L’hanno colpita perché “serva della Croce“. La rivendicazione è arrivata tramite un comunicato diffuso da Amaq, agenzia di comunicazione che gravita nell’orbita dell’organizzazione. “In prosecuzione delle operazioni benedette che lo Stato islamico sta conducendo contro il protettore della croce, la Turchia, un soldato eroico del califfato ha colpito uno dei più famosi nightclub dove i cristiani celebrano la loro festività apostata”, si legge nel testo, diffuso per la prima volta in turco oltre che in arabo, che mette il cappello sull’attentato che nella notte di Capodanno è costato la vita a 39 persone presenti all’interno della discoteca Reina Club. Secondo Cnn Turk gli investigatori avrebbero accertato la nazionalità del “soldato eroico”, che per il quotidiano Haberturk sarebbe un 25enne uiguro, etnia di fede musulmana che parla una lingua simile al turco e vive nello Xinjiang, regione della Cina nord-occidentale.

Seguendo anche le indicazioni offerte dai tratti somatici del presunto killer, apparso in alcune istantanee catturate dalle telecamere di sorveglianza, le indagini seguono inoltre la pista secondo cui potrebbe essere originario dell’Asia centrale (Uzbekistan o Kirghizistan), come alcuni dei responsabili della strage di fine giugno all’aeroporto Ataturk di Istanbul.

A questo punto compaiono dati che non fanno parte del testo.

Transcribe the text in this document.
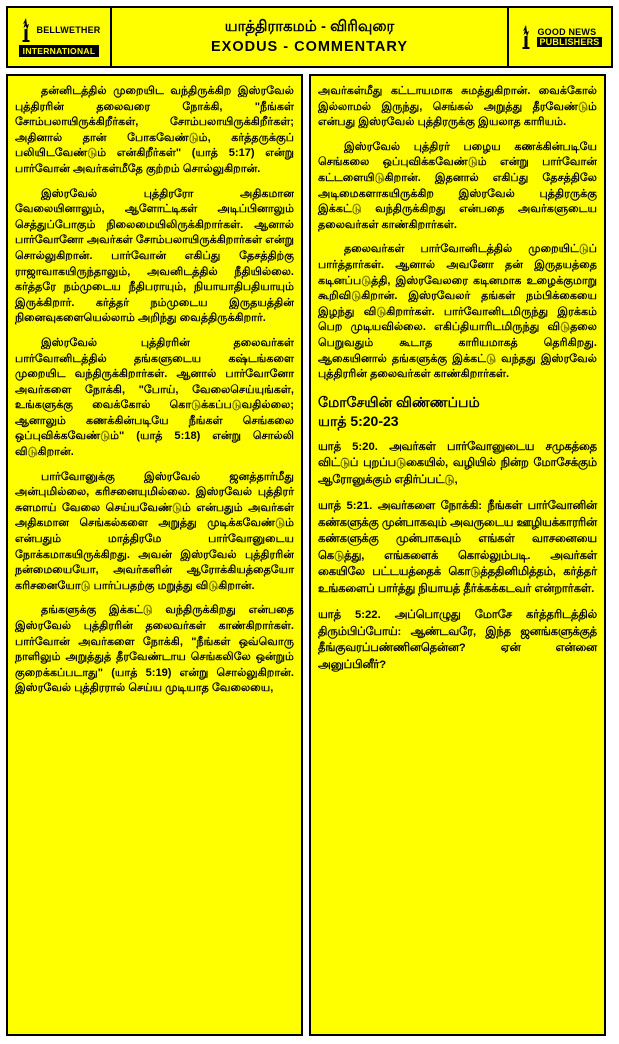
BELLWETHER
INTERNATIONAL
யாத்திராகமம் - விரிவுரை
EXODUS - COMMENTARY
GOOD NEWS
PUBLISHERS

தன்னிடத்தில் முறையிட வந்திருக்கிற இஸ்ரவேல் புத்திரரின் தலைவரை நோக்கி, "நீங்கள் சோம்பலாயிருக்கிறீர்கள், சோம்பலாயிருக்கிறீர்கள்; அதினால் தான் போகவேண்டும், கர்த்தருக்குப் பலியிடவேண்டும் என்கிறீர்கள்" (யாத் 5:17) என்று பார்வோன் அவர்கள்மீதே குற்றம் சொல்லுகிறான்.

இஸ்ரவேல் புத்திரரோ அதிகமான வேலையினாலும், ஆளோட்டிகள் அடிப்பினாலும் செத்துப்போகும் நிலைமையிலிருக்கிறார்கள். ஆனால் பார்வோனோ அவர்கள் சோம்பலாயிருக்கிறார்கள் என்று சொல்லுகிறான். பார்வோன் எகிப்து தேசத்திற்கு ராஜாவாகயிருந்தாலும், அவனிடத்தில் நீதியில்லை. கர்த்தரே நம்முடைய நீதிபராயும், நியாயாதிபதியாயும் இருக்கிறார். கர்த்தர் நம்முடைய இருதயத்தின் நினைவுகளையெல்லாம் அறிந்து வைத்திருக்கிறார்.

இஸ்ரவேல் புத்திரரின் தலைவர்கள் பார்வோனிடத்தில் தங்களுடைய கஷ்டங்களை முறையிட வந்திருக்கிறார்கள். ஆனால் பார்வோனோ அவர்களை நோக்கி, "போய், வேலைசெய்யுங்கள், உங்களுக்கு வைக்கோல் கொடுக்கப்படுவதில்லை; ஆனாலும் கணக்கின்படியே நீங்கள் செங்கலை ஒப்புவிக்கவேண்டும்" (யாத் 5:18) என்று சொல்லி விடுகிறான்.

பார்வோனுக்கு இஸ்ரவேல் ஜனத்தார்மீது அன்புமில்லை, கரிசனையுமில்லை. இஸ்ரவேல் புத்திரர் சுளமாய் வேலை செய்யவேண்டும் என்பதும் அவர்கள் அதிகமான செங்கல்களை அறுத்து முடிக்கவேண்டும் என்பதும் மாத்திரமே பார்வோனுடைய நோக்கமாகயிருக்கிறது. அவன் இஸ்ரவேல் புத்திரரின் நன்மையையோ, அவர்களின் ஆரோக்கியத்தையோ கரிசனையோடு பார்ப்பதற்கு மறுத்து விடுகிறான்.

தங்களுக்கு இக்கட்டு வந்திருக்கிறது என்பதை இஸ்ரவேல் புத்திரரின் தலைவர்கள் காண்கிறார்கள். பார்வோன் அவர்களை நோக்கி, "நீங்கள் ஒவ்வொரு நாளிலும் அறுத்துத் தீரவேண்டாய செங்கலிலே ஒன்றும் குறைக்கப்படாது" (யாத் 5:19) என்று சொல்லுகிறான். இஸ்ரவேல் புத்திரரால் செய்ய முடியாத வேலையை,

அவர்கள்மீது கட்டாயமாக சுமத்துகிறான். வைக்கோல் இல்லாமல் இருந்து, செங்கல் அறுத்து தீரவேண்டும் என்பது இஸ்ரவேல் புத்திரருக்கு இயலாத காரியம்.

இஸ்ரவேல் புத்திரர் பழைய கணக்கின்படியே செங்கலை ஒப்புவிக்கவேண்டும் என்று பார்வோன் கட்டளையிடுகிறான். இதனால் எகிப்து தேசத்திலே அடிமைகளாகயிருக்கிற இஸ்ரவேல் புத்திரருக்கு இக்கட்டு வந்திருக்கிறது என்பதை அவர்களுடைய தலைவர்கள் காண்கிறார்கள்.

தலைவர்கள் பார்வோனிடத்தில் முறையிட்டுப் பார்த்தார்கள். ஆனால் அவனோ தன் இருதயத்தை கடினப்படுத்தி, இஸ்ரவேலரை கடினமாக உழைக்குமாறு கூறிவிடுகிறான். இஸ்ரவேலர் தங்கள் நம்பிக்கையை இழந்து விடுகிறார்கள். பார்வோனிடமிருந்து இரக்கம் பெற முடியவில்லை. எகிப்தியாரிடமிருந்து விடுதலை பெறுவதும் கூடாத காரியமாகத் தெரிகிறது. ஆகையினால் தங்களுக்கு இக்கட்டு வந்தது இஸ்ரவேல் புத்திரரின் தலைவர்கள் காண்கிறார்கள்.

மோசேயின் விண்ணப்பம்
யாத் 5:20-23

யாத் 5:20. அவர்கள் பார்வோனுடைய சமுகத்தை விட்டுப் புறப்படுகையில், வழியில் நின்ற மோசேக்கும் ஆரோனுக்கும் எதிர்ப்பட்டு,

யாத் 5:21. அவர்களை நோக்கி: நீங்கள் பார்வோனின் கண்களுக்கு முன்பாகவும் அவருடைய ஊழியக்காரரின் கண்களுக்கு முன்பாகவும் எங்கள் வாசனையை கெடுத்து, எங்களைக் கொல்லும்படி. அவர்கள் கையிலே பட்டயத்தைக் கொடுத்ததினிமித்தம், கர்த்தர் உங்களைப் பார்த்து நியாயத் தீர்க்கக்கடவர் என்றார்கள்.

யாத் 5:22. அப்பொழுது மோசே கர்த்தரிடத்தில் திரும்பிப்போய்: ஆண்டவரே, இந்த ஜனங்களுக்குத் தீங்குவரப்பண்ணினதென்ன? ஏன் என்னை அனுப்பினீர்?
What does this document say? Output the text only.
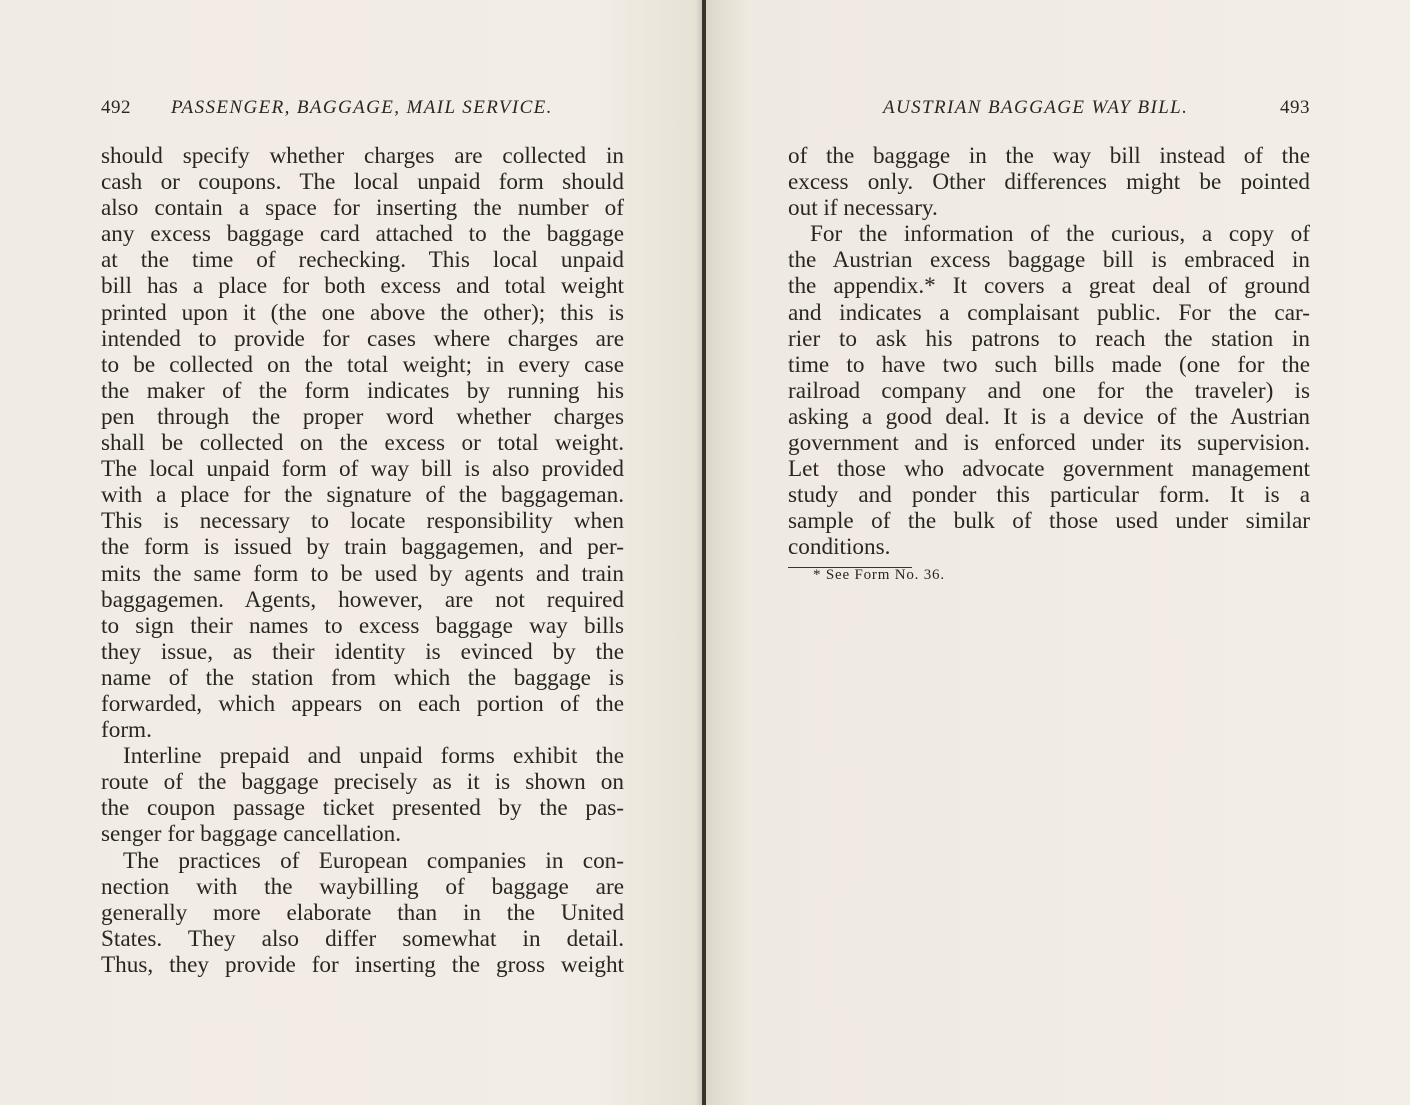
492 PASSENGER, BAGGAGE, MAIL SERVICE.
should specify whether charges are collected in
cash or coupons. The local unpaid form should
also contain a space for inserting the number of
any excess baggage card attached to the baggage
at the time of rechecking. This local unpaid
bill has a place for both excess and total weight
printed upon it (the one above the other); this is
intended to provide for cases where charges are
to be collected on the total weight; in every case
the maker of the form indicates by running his
pen through the proper word whether charges
shall be collected on the excess or total weight.
The local unpaid form of way bill is also provided
with a place for the signature of the baggageman.
This is necessary to locate responsibility when
the form is issued by train baggagemen, and per-
mits the same form to be used by agents and train
baggagemen. Agents, however, are not required
to sign their names to excess baggage way bills
they issue, as their identity is evinced by the
name of the station from which the baggage is
forwarded, which appears on each portion of the
form.
Interline prepaid and unpaid forms exhibit the
route of the baggage precisely as it is shown on
the coupon passage ticket presented by the pas-
senger for baggage cancellation.
The practices of European companies in con-
nection with the waybilling of baggage are
generally more elaborate than in the United
States. They also differ somewhat in detail.
Thus, they provide for inserting the gross weight
AUSTRIAN BAGGAGE WAY BILL.	493
of the baggage in the way bill instead of the
excess only. Other differences might be pointed
out if necessary.
For the information of the curious, a copy of
the Austrian excess baggage bill is embraced in
the appendix.* It covers a great deal of ground
and indicates a complaisant public. For the car-
rier to ask his patrons to reach the station in
time to have two such bills made (one for the
railroad company and one for the traveler) is
asking a good deal. It is a device of the Austrian
government and is enforced under its supervision.
Let those who advocate government management
study and ponder this particular form. It is a
sample of the bulk of those used under similar
conditions.
* See Form No. 36.
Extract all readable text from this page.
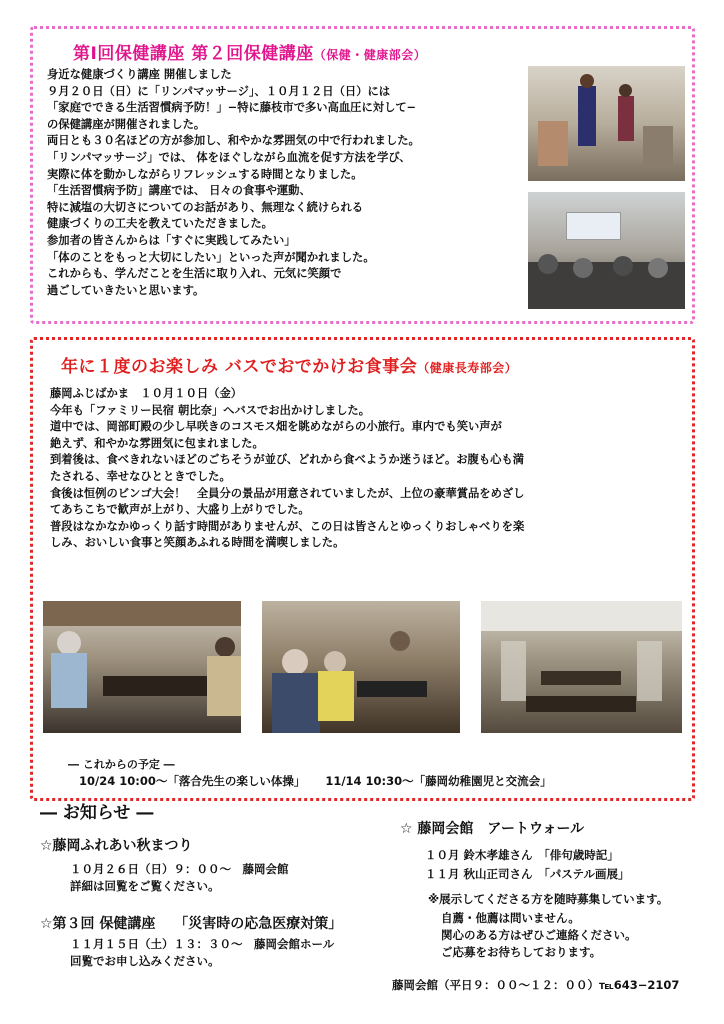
第Ⅰ回保健講座 第２回保健講座（保健・健康部会）
身近な健康づくり講座 開催しました
９月２０日（日）に「リンパマッサージ」、１０月１２日（日）には
「家庭でできる生活習慣病予防！」−特に藤枝市で多い高血圧に対して−
の保健講座が開催されました。
両日とも３０名ほどの方が参加し、和やかな雰囲気の中で行われました。
「リンパマッサージ」では、 体をほぐしながら血流を促す方法を学び、
実際に体を動かしながらリフレッシュする時間となりました。
「生活習慣病予防」講座では、 日々の食事や運動、
特に減塩の大切さについてのお話があり、無理なく続けられる
健康づくりの工夫を教えていただきました。
参加者の皆さんからは「すぐに実践してみたい」
「体のことをもっと大切にしたい」といった声が聞かれました。
これからも、学んだことを生活に取り入れ、元気に笑顔で
過ごしていきたいと思います。
年に１度のお楽しみ バスでおでかけお食事会（健康長寿部会）
藤岡ふじばかま　１０月１０日（金）
今年も「ファミリー民宿 朝比奈」へバスでお出かけしました。
道中では、岡部町殿の少し早咲きのコスモス畑を眺めながらの小旅行。車内でも笑い声が
絶えず、和やかな雰囲気に包まれました。
到着後は、食べきれないほどのごちそうが並び、どれから食べようか迷うほど。お腹も心も満
たされる、幸せなひとときでした。
食後は恒例のビンゴ大会！　全員分の景品が用意されていましたが、上位の豪華賞品をめざし
てあちこちで歓声が上がり、大盛り上がりでした。
普段はなかなかゆっくり話す時間がありませんが、この日は皆さんとゆっくりおしゃべりを楽
しみ、おいしい食事と笑顔あふれる時間を満喫しました。
― これからの予定 ―
10/24 10:00～「落合先生の楽しい体操」 11/14 10:30～「藤岡幼稚園児と交流会」
― お知らせ ―
☆藤岡ふれあい秋まつり
１０月２６日（日）９：００～　藤岡会館
詳細は回覧をご覧ください。
☆第３回 保健講座　 「災害時の応急医療対策」
１１月１５日（土）１３：３０～　藤岡会館ホール
回覧でお申し込みください。
☆ 藤岡会館　アートウォール
１０月 鈴木孝雄さん　「俳句歳時記」
１１月 秋山正司さん　「パステル画展」
※展示してくださる方を随時募集しています。
自薦・他薦は問いません。
関心のある方はぜひご連絡ください。
ご応募をお待ちしております。
藤岡会館（平日９：００～１２：００）℡643−2107
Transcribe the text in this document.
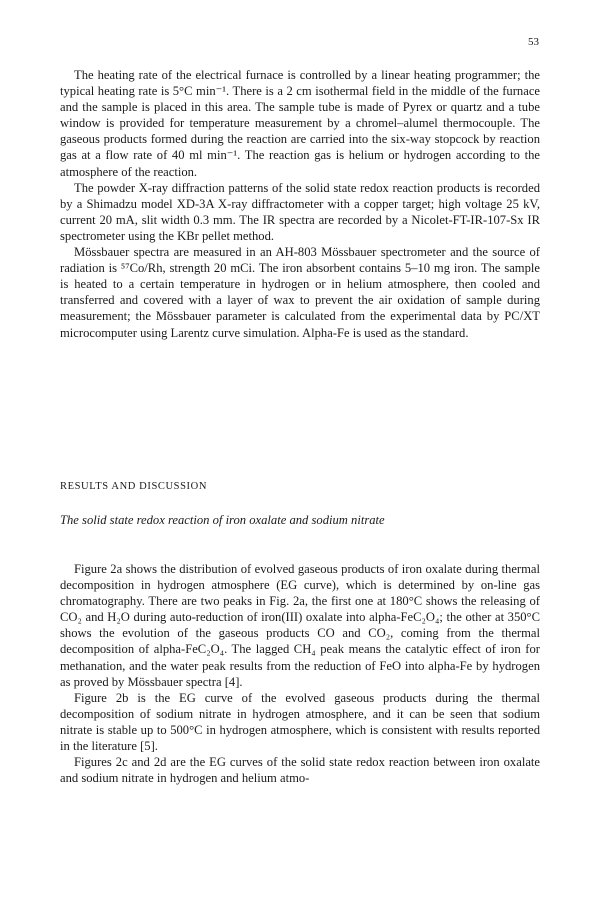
53

The heating rate of the electrical furnace is controlled by a linear heating programmer; the typical heating rate is 5°C min⁻¹. There is a 2 cm isothermal field in the middle of the furnace and the sample is placed in this area. The sample tube is made of Pyrex or quartz and a tube window is provided for temperature measurement by a chromel–alumel thermocouple. The gaseous products formed during the reaction are carried into the six-way stopcock by reaction gas at a flow rate of 40 ml min⁻¹. The reaction gas is helium or hydrogen according to the atmosphere of the reaction.

The powder X-ray diffraction patterns of the solid state redox reaction products is recorded by a Shimadzu model XD-3A X-ray diffractometer with a copper target; high voltage 25 kV, current 20 mA, slit width 0.3 mm. The IR spectra are recorded by a Nicolet-FT-IR-107-Sx IR spectrometer using the KBr pellet method.

Mössbauer spectra are measured in an AH-803 Mössbauer spectrometer and the source of radiation is ⁵⁷Co/Rh, strength 20 mCi. The iron absorbent contains 5–10 mg iron. The sample is heated to a certain temperature in hydrogen or in helium atmosphere, then cooled and transferred and covered with a layer of wax to prevent the air oxidation of sample during measurement; the Mössbauer parameter is calculated from the experimental data by PC/XT microcomputer using Larentz curve simulation. Alpha-Fe is used as the standard.

RESULTS AND DISCUSSION
The solid state redox reaction of iron oxalate and sodium nitrate

Figure 2a shows the distribution of evolved gaseous products of iron oxalate during thermal decomposition in hydrogen atmosphere (EG curve), which is determined by on-line gas chromatography. There are two peaks in Fig. 2a, the first one at 180°C shows the releasing of CO₂ and H₂O during auto-reduction of iron(III) oxalate into alpha-FeC₂O₄; the other at 350°C shows the evolution of the gaseous products CO and CO₂, coming from the thermal decomposition of alpha-FeC₂O₄. The lagged CH₄ peak means the catalytic effect of iron for methanation, and the water peak results from the reduction of FeO into alpha-Fe by hydrogen as proved by Mössbauer spectra [4].

Figure 2b is the EG curve of the evolved gaseous products during the thermal decomposition of sodium nitrate in hydrogen atmosphere, and it can be seen that sodium nitrate is stable up to 500°C in hydrogen atmosphere, which is consistent with results reported in the literature [5].

Figures 2c and 2d are the EG curves of the solid state redox reaction between iron oxalate and sodium nitrate in hydrogen and helium atmo-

La caccia all’uomo non conosce sosta: per braccare il killer sono stati mobilitati migliaia di poliziotti in tutto il Paese. Dodici le persone arrestate: “Le informazioni sulle impronte digitali e sulle sembianze del terrorista sono state trovate. Ora sarà portato avanti il lavoro per identificarlo rapidamente”, ha spiegato il vice primo ministro turco, Numan Kurtulmus, nel corso di una conferenza stampa. Secondo Kurtulmus, l’incursione militare da parte delle forze armate di Ankara in Siria, lanciata ad agosto scorso, potrebbe aver “infastidito” i gruppi terroristici.

Il ministero dell’Interno turco aveva già annunciato che nella settimana tra Natale e Capodanno 147 persone erano state fermate nell’ambito di un’operazione antiterrorismo. Di queste, 25 sono state poi formalmente arrestate perché sospettate di essere militanti dell’Isis. Al momento non sono noti legami diretti tra questi detenuti e l’attacco al nightclub ‘Reina’. Secondo la polizia, l’autore della strage potrebbe essere legato alla stessa cellula che a giugno colpì l’aeroporto Ataturk, provocando 47 morti, e gli inquirenti stanno indagando se è stato lo stesso gruppo a condurre entrambi gli attacchi.

Secondo gli investigatori il killer si è comportato in modo “professionale, addestrato e a sangue freddo”, dimostrando di aver in precedenza fatto sopralluoghi sul posto per raccogliere informazioni. I quotidiani turchi raccontano anche che Ankara il 30 dicembre ha ricevuto informazioni dagli Stati Uniti, sul rischio di un attacco da parte dello Stato islamico durante la notte di Capodanno a Istanbul o Ankara. Tuttavia, le informazioni non avrebbero specificato il presunto luogo dell’attentato.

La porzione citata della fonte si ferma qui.